Quando si parla di prezzo dell’energia, il dibattito spesso si ferma alla cifra finale: quanto costa un chilowattora, quanto pesa la bolletta, quanto è aumentata rispetto al mese precedente. È una reazione comprensibile, perché la bolletta arriva e va pagata. Ma proprio da questo nasce un equivoco: la spesa che si vede è l’esito di più fattori che si sommano e una di queste parti più citate è anche una delle meno verificate in maniera consapevole.
Il risparmio nasce dal capire su quali numeri si basa la componente energia e come quel valore si trasferisce dal mercato all’offerta del fornitore. Ta questi numeri, il PUN è il più noto, ma bisogna capire cos’è, come funziona e su quali elementi della bolletta pesa davvero.
Cos’è il PUN e perché è importante
Nel momento in cui ci si chiede qual è il PUN oggi, si sta guardando un valore che nasce sul mercato all’ingrosso dell’energia elettrica, ovvero dove produttori e operatori scambiano grandi quantità prima che l’elettricità arrivi nelle case.

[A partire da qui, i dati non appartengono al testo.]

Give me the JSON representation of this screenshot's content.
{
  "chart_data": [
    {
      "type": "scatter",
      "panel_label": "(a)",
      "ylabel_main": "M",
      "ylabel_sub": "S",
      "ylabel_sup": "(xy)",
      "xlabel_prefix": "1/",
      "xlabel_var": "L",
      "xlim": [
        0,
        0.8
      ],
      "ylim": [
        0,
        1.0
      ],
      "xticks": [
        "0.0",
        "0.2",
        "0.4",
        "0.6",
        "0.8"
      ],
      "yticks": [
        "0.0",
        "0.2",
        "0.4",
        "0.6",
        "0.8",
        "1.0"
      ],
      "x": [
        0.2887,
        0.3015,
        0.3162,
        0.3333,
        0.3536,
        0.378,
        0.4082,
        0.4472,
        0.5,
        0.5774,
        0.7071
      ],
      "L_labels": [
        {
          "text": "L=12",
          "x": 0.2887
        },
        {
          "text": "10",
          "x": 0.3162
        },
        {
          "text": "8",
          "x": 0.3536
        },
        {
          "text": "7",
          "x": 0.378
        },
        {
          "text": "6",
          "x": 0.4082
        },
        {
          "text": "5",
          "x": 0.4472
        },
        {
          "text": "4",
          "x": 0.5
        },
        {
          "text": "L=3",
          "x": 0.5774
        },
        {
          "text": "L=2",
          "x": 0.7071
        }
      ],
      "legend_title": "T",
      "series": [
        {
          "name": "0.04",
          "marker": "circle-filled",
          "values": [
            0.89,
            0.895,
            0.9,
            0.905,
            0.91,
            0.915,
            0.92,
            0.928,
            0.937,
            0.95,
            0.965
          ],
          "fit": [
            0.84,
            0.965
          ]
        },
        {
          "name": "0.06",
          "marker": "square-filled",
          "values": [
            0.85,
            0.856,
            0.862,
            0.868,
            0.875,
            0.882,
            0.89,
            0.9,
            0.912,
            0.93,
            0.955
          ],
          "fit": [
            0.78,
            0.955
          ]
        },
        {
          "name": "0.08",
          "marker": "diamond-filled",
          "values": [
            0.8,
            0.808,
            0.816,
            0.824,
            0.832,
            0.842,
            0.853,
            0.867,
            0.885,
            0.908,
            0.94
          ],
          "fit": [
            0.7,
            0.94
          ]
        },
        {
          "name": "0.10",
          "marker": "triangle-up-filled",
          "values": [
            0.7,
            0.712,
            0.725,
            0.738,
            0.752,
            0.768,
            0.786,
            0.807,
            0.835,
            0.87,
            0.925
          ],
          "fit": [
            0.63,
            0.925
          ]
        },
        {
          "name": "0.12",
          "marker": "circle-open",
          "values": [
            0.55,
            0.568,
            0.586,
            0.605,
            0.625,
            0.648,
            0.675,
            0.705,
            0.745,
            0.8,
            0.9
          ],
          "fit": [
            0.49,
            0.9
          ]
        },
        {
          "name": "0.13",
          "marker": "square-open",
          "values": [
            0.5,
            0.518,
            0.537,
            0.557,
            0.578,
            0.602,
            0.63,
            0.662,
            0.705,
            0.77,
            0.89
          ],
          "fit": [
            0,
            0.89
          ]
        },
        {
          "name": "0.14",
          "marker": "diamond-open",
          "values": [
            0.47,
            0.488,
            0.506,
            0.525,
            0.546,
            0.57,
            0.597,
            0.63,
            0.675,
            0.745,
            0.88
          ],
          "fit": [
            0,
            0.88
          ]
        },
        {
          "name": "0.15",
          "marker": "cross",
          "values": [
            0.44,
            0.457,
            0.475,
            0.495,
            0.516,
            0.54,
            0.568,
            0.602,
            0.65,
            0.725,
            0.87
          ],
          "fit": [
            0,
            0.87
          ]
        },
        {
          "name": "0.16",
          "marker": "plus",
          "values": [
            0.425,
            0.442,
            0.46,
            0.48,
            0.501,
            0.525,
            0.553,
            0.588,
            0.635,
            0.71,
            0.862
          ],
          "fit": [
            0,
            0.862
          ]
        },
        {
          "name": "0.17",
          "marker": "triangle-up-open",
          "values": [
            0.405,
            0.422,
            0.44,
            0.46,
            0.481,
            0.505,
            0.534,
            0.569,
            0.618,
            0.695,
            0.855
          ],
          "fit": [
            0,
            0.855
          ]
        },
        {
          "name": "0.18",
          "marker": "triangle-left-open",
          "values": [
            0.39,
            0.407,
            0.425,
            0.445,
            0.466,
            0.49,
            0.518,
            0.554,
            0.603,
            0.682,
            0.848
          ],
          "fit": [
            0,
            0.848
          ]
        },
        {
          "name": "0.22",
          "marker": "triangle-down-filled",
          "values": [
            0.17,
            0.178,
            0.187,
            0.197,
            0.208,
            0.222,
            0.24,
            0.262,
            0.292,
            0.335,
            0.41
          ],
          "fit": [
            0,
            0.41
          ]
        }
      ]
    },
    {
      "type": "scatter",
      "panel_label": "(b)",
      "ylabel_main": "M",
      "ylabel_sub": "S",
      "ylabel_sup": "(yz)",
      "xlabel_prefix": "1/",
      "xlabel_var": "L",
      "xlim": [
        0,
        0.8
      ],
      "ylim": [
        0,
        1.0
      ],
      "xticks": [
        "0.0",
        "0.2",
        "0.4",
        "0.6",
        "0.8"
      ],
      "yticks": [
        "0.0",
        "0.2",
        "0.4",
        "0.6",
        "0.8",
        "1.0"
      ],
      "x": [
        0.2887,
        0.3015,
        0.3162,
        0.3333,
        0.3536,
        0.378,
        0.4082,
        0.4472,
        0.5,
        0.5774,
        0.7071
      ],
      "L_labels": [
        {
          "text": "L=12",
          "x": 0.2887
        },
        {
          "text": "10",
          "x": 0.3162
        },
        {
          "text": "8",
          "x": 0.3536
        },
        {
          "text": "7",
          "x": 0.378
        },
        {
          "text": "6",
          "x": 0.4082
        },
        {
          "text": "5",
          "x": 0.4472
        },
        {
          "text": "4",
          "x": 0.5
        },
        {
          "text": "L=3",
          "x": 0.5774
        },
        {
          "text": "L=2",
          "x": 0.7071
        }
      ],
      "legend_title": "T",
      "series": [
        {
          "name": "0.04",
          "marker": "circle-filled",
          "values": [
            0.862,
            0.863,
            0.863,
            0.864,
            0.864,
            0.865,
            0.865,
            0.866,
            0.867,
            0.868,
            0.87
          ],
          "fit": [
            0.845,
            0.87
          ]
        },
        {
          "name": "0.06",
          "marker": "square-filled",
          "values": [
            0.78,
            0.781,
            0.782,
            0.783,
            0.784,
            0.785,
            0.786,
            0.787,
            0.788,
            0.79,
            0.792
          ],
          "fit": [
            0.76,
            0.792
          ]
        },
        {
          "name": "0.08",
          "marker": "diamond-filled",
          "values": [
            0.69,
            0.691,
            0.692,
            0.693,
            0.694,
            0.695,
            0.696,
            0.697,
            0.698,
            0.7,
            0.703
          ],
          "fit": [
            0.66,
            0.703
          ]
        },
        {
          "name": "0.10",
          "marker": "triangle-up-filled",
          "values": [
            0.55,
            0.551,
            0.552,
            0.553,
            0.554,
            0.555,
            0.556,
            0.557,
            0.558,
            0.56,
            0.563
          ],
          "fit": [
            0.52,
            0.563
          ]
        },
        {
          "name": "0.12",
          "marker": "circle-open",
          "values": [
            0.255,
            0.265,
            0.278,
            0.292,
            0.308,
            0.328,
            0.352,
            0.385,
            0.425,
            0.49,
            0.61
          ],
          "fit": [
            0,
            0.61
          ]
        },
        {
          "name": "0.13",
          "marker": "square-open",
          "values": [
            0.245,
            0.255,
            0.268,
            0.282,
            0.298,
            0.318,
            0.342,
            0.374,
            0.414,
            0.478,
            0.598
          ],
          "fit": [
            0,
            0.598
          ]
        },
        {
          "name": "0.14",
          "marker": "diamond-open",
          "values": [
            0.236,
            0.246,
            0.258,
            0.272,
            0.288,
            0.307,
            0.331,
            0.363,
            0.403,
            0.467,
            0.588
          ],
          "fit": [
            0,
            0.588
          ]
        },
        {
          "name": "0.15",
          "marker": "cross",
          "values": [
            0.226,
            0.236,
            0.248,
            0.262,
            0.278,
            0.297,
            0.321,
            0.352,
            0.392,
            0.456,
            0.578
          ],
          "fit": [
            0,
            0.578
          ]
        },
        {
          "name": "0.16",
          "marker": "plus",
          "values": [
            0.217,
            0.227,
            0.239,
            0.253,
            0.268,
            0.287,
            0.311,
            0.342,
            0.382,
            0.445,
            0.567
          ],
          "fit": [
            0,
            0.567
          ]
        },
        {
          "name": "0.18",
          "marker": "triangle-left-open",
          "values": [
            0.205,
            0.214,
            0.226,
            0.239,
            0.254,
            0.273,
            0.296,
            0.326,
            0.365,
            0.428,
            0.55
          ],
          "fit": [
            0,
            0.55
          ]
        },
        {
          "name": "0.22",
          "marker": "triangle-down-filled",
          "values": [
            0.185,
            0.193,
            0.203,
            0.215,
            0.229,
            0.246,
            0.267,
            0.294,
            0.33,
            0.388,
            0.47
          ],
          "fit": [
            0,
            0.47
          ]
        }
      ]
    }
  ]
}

Questo prezzo di riferimento viene spesso usato come base per molte offerte indicizzate: in quei contratti, la componente materia energia segue l’andamento del mercato invece di restare bloccata per un periodo.
Il punto, però, è che il PUN non coincide con il prezzo finale pagato in bolletta: è una base su cui poi si innestano lo scarto applicato dal fornitore, le eventuali quote fisse e, a seguire, le altre voci della bolletta che non dipendono dalla scelta commerciale.
Di conseguenza, controllare il PUN è utile quando si vuole capire se il prezzo energia di una tariffa indicizzata sta seguendo il mercato e quanto quel movimento incide sul costo effettivo del chilowattora, una volta aggiunti gli altri elementi contrattuali. Il PUN è importante per orientarsi, ma soltanto se lo si collega al proprio contratto, altrimenti il rischio è quello di guardare un numero corretto e trarre una conclusione sbagliata.
Il passaggio dal mercato all’offerta commerciale
Il processo che porta dal mercato dell’energia all’offerta vera e propria avviene attraverso un meccanismo specifico. Nel mercato all’ingrosso si forma un prezzo, il fornitore costruisce un’offerta decidendo come trasferire quel prezzo al cliente finale. Qui entrano in gioco due decisioni, spesso decisive.
La prima riguarda il tipo di indicizzazione: alcune offerte si basano su un valore medio mensile, altre su logiche diverse definite dal contratto. La seconda riguarda i costi aggiunti dal fornitore: lo scarto sul chilowattora e la quota fissa.
Chi controlla solo il prezzo variabile e non prende in considerazione la quota fissa rischia di fraintendere la convenienza, soprattutto se i consumi sono bassi. In presenza di consumi ridotti, una quota mensile elevata può assorbire gran parte del vantaggio di un prezzo dell’energia competitivo.
Indicizzato o fisso: cosa cambia davvero
Il confronto tra prezzo fisso e prezzo indicizzato viene spesso ridotto a una scelta che riguarda la sicurezza o la possibilità di risparmio. In realtà, il tema è più concreto: si tratta di decidere come gestire l’incertezza.
Con una tariffa a prezzo fisso, il cliente acquista stabilità sulla componente energia per un periodo definito. Si può pagare un valore iniziale più alto rispetto al mercato del momento, ma si evita che una fase di rialzi porti la spesa su livelli difficili da gestire. Con una tariffa indicizzata, si accetta che la spesa vari nel tempo, con l’idea che, quando i prezzi scendono, anche la bolletta possa seguire quel calo.
La scelta dipende dalle abitudini domestiche e dalla capacità di assorbire oscillazioni. Se una famiglia vuole la massima prevedibilità, perché il budget mensile è già stretto, tende a privilegiare la stabilità. Chi invece può tollerare mesi più costosi e mesi più leggeri e ha voglia di controllare periodicamente i dati può valutare l’indicizzato, facendo attenzione a due aspetti: lo scarto sul kWh e la quota fissa, che restano costanti anche quando il mercato scende.